The government-run Xinhua news agency said the mission, which has been scheduled for launch in 2017 for some time, is on track for liftoff from the Wenchang space center on Hainan Island in November, citing sources at the China Aerospace Science and Technology Corp.
The Chang’e 5 mission will attempt to retrieve the first lunar surface samples for return to Earth since the Soviet Union’s robotic Luna 24 mission in August 1976.
The eight-ton (8.2-metric-ton) spacecraft will launch on a Long March 5 rocket, one of the most powerful boosters currently in service. The Long March 5 made a successful maiden flight last November.
Chang’e 5 will touch down on the moon, gather samples for delivery into a capsule on top of a small rocket, and the ascent vehicle will blast off to dock with a return module loitering in lunar orbit.
The return capsule, protected by a heat shield, will separate from the Chang’e 5 carrier craft on the trip back to Earth for a high-speed atmospheric re-entry and parachute-assisted landing. Scientists and recovery teams will be on standby to pick up the samples after the mission, which is expected to last several weeks.
A demonstrator probe launched by China in 2014 validated the technologies needed for a re-entry at interplanetary speeds. China’s crew-carrying Shenzhou capsules come down at slower speeds and encounter less extreme heating when returning to Earth from orbit several hundred miles up.
“The development of Chang’e-5 has entered the end of its flight model phase, and relevant work is proceeding smoothly, according to CASC,” Xinhua reported.
China’s unpiloted moon missions began in 2007 with the launch of Chang’e 1, the country’s first lunar orbiter.
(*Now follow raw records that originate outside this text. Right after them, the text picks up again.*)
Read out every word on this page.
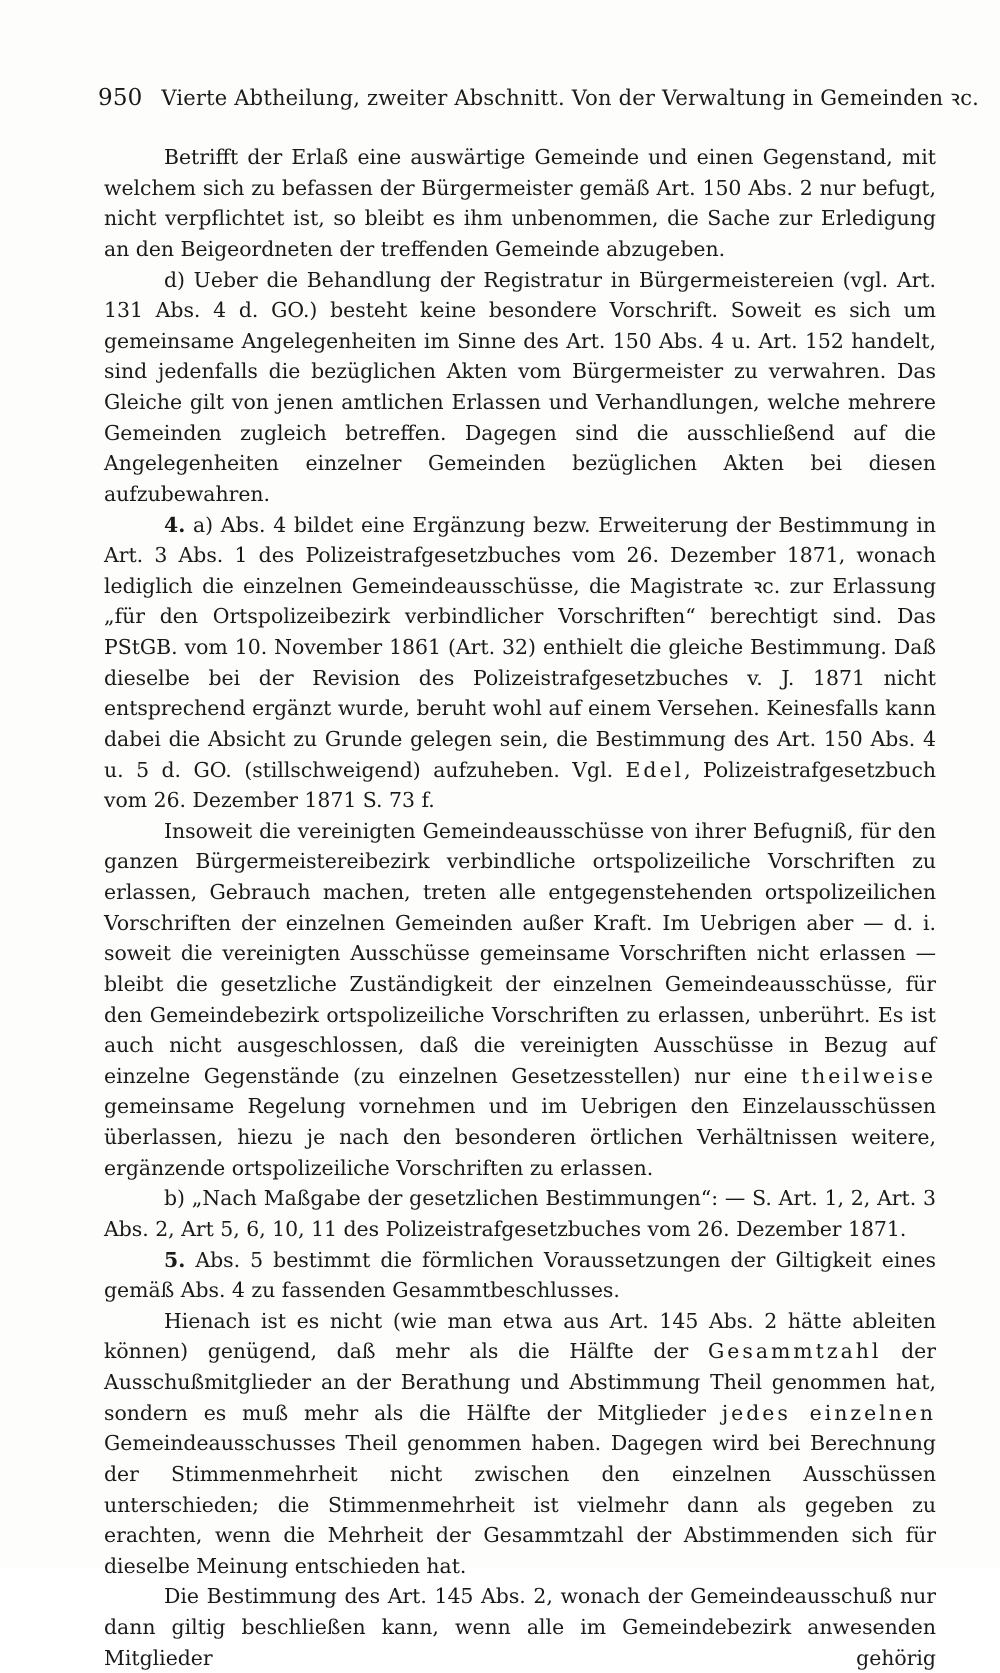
950 Vierte Abtheilung, zweiter Abschnitt. Von der Verwaltung in Gemeinden ꝛc.

Betrifft der Erlaß eine auswärtige Gemeinde und einen Gegenstand, mit welchem sich zu befassen der Bürgermeister gemäß Art. 150 Abs. 2 nur befugt, nicht verpflichtet ist, so bleibt es ihm unbenommen, die Sache zur Erledigung an den Beigeordneten der treffenden Gemeinde abzugeben.

d) Ueber die Behandlung der Registratur in Bürgermeistereien (vgl. Art. 131 Abs. 4 d. GO.) besteht keine besondere Vorschrift. Soweit es sich um gemeinsame Angelegenheiten im Sinne des Art. 150 Abs. 4 u. Art. 152 handelt, sind jedenfalls die bezüglichen Akten vom Bürgermeister zu verwahren. Das Gleiche gilt von jenen amtlichen Erlassen und Verhandlungen, welche mehrere Gemeinden zugleich betreffen. Dagegen sind die ausschließend auf die Angelegenheiten einzelner Gemeinden bezüglichen Akten bei diesen aufzubewahren.

4. a) Abs. 4 bildet eine Ergänzung bezw. Erweiterung der Bestimmung in Art. 3 Abs. 1 des Polizeistrafgesetzbuches vom 26. Dezember 1871, wonach lediglich die einzelnen Gemeindeausschüsse, die Magistrate ꝛc. zur Erlassung „für den Ortspolizeibezirk verbindlicher Vorschriften“ berechtigt sind. Das PStGB. vom 10. November 1861 (Art. 32) enthielt die gleiche Bestimmung. Daß dieselbe bei der Revision des Polizeistrafgesetzbuches v. J. 1871 nicht entsprechend ergänzt wurde, beruht wohl auf einem Versehen. Keinesfalls kann dabei die Absicht zu Grunde gelegen sein, die Bestimmung des Art. 150 Abs. 4 u. 5 d. GO. (stillschweigend) aufzuheben. Vgl. Edel, Polizeistrafgesetzbuch vom 26. Dezember 1871 S. 73 f.

Insoweit die vereinigten Gemeindeausschüsse von ihrer Befugniß, für den ganzen Bürgermeistereibezirk verbindliche ortspolizeiliche Vorschriften zu erlassen, Gebrauch machen, treten alle entgegenstehenden ortspolizeilichen Vorschriften der einzelnen Gemeinden außer Kraft. Im Uebrigen aber — d. i. soweit die vereinigten Ausschüsse gemeinsame Vorschriften nicht erlassen — bleibt die gesetzliche Zuständigkeit der einzelnen Gemeindeausschüsse, für den Gemeindebezirk ortspolizeiliche Vorschriften zu erlassen, unberührt. Es ist auch nicht ausgeschlossen, daß die vereinigten Ausschüsse in Bezug auf einzelne Gegenstände (zu einzelnen Gesetzesstellen) nur eine theilweise gemeinsame Regelung vornehmen und im Uebrigen den Einzelausschüssen überlassen, hiezu je nach den besonderen örtlichen Verhältnissen weitere, ergänzende ortspolizeiliche Vorschriften zu erlassen.

b) „Nach Maßgabe der gesetzlichen Bestimmungen“: — S. Art. 1, 2, Art. 3 Abs. 2, Art 5, 6, 10, 11 des Polizeistrafgesetzbuches vom 26. Dezember 1871.

5. Abs. 5 bestimmt die förmlichen Voraussetzungen der Giltigkeit eines gemäß Abs. 4 zu fassenden Gesammtbeschlusses.

Hienach ist es nicht (wie man etwa aus Art. 145 Abs. 2 hätte ableiten können) genügend, daß mehr als die Hälfte der Gesammtzahl der Ausschußmitglieder an der Berathung und Abstimmung Theil genommen hat, sondern es muß mehr als die Hälfte der Mitglieder jedes einzelnen Gemeindeausschusses Theil genommen haben. Dagegen wird bei Berechnung der Stimmenmehrheit nicht zwischen den einzelnen Ausschüssen unterschieden; die Stimmenmehrheit ist vielmehr dann als gegeben zu erachten, wenn die Mehrheit der Gesammtzahl der Abstimmenden sich für dieselbe Meinung entschieden hat.

Die Bestimmung des Art. 145 Abs. 2, wonach der Gemeindeausschuß nur dann giltig beschließen kann, wenn alle im Gemeindebezirk anwesenden Mitglieder gehörig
The Chang’e 2 orbiter followed with a launch in 2010, and that spacecraft departed the moon’s vicinity after completing its primary mapping mission, conducting China’s first flyby of an asteroid in December 2012.
The Chang’e 3 lander took off in December 2013 and made a soft touchdown in the moon’s Mare Imbrium region, deploying a mobile rover that spent several weeks driving across the surface.
The Chang’e missions are named for a moon goddess in Chinese mythology.
Future Chinese lunar projects include Chang’e 4, a copy of the Chang’e 3 lander and rover, which will attempt the first-ever landing on the far side of the moon in 2018. China is developing a deep space communications satellite to relay commands and science data data between ground controllers and Chang’e 4, which will be out of reach of ground-based antennas after landing.
A duplicate of the Chang’e 5 sample return craft, tentatively dubbed Chang’e 6, could try for a rock retrieval mission on the far side of the moon in the early 2020s, assuming the near-side sample return goes well, Chinese officials said last year.
Chinese officials are discussing the possibility of sending astronauts to the moon, but the country’s near-term human spaceflight program has emphasized the construction of a permanently-occupied space station in Earth orbit, with completion of the outpost expected by 2022.
China is also developing a Mars rover to launch in 2020 on the nation’s first robotic expedition to another planet.